Hi all,
Can’t get stable work of 3090-s on HiveOS.
GPU: 2x3090 premium brands, no thermal issues
Motherboard: H61M-P20 (G3) (MS-7788) MSI (V1.6 04/17/2012)
CPU: 2 × Intel® Celeron® CPU G1620 @ 2.70GHz
Disk: USB 2.0
Ambient temp at ~20-25C
Cards temp at 52C max, usually 40-49C
HiveOS, ethermine, t-rex (newest)
On Windows, I got stable work for 5 days at memory junction temp not exceeding 94C with the following overclocks: -200, 1200, fans 100% (all on MSI afterburner), 273-299W power limit (printed by t-rex), cards at 48C, ambient at 28-29C.
When I turned to HiveOS reflecting same overclocks (C-200, M2400, F100%, PL300W) the rig keeps crashing - LA (load average) increases and rig stops hashing, but still consume watts at the wall.
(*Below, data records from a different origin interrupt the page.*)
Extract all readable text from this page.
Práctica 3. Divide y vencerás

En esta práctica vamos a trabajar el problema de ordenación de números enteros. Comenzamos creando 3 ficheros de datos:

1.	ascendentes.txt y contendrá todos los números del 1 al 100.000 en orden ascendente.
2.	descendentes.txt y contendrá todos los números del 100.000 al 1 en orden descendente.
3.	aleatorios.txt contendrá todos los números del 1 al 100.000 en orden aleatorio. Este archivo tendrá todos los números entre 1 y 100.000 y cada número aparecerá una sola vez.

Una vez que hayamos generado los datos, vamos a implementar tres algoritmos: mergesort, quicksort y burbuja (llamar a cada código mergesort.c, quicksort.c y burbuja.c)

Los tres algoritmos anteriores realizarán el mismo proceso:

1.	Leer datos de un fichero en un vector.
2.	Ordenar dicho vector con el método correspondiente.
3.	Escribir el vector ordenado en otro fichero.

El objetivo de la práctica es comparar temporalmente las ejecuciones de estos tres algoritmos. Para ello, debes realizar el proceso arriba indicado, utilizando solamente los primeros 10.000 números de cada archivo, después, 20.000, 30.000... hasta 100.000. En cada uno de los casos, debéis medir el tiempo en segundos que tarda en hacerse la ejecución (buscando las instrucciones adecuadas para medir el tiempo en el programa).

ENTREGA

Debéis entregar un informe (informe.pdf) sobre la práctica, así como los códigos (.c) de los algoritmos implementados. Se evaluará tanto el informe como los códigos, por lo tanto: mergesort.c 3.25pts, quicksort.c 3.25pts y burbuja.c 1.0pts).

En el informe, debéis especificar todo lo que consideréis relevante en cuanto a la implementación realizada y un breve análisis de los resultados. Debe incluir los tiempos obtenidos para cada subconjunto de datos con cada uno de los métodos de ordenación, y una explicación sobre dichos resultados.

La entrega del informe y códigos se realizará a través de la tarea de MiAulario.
Very frustrating.
Sometimes recovers after rebooting, sometimes not.
Log from t-rex at HiveOS shows following message:
“t-rex exited (exitcode=0), waiting to cooldown a bit”
But cards at <50C before and during crash !!!
Other meaningful prints could be:
“TREX: Can’t initialize device [ID=1, GPU #1], cuda exception in [initialize_device, 96], CUDA_ERROR_UNKNOWN”
“WARN: GPU #0(000100): ASUS GeForce RTX 3090, intensity 22”
“WARN: Built-in watchdog has been disabled!”
“WARN: NVML: can’t get fan speed for GPU #1, error code 999”
Played with overclocks a lot to find any solution. Even hashed at 80% of potential, still crashes with LA increase.
Any tips from admins?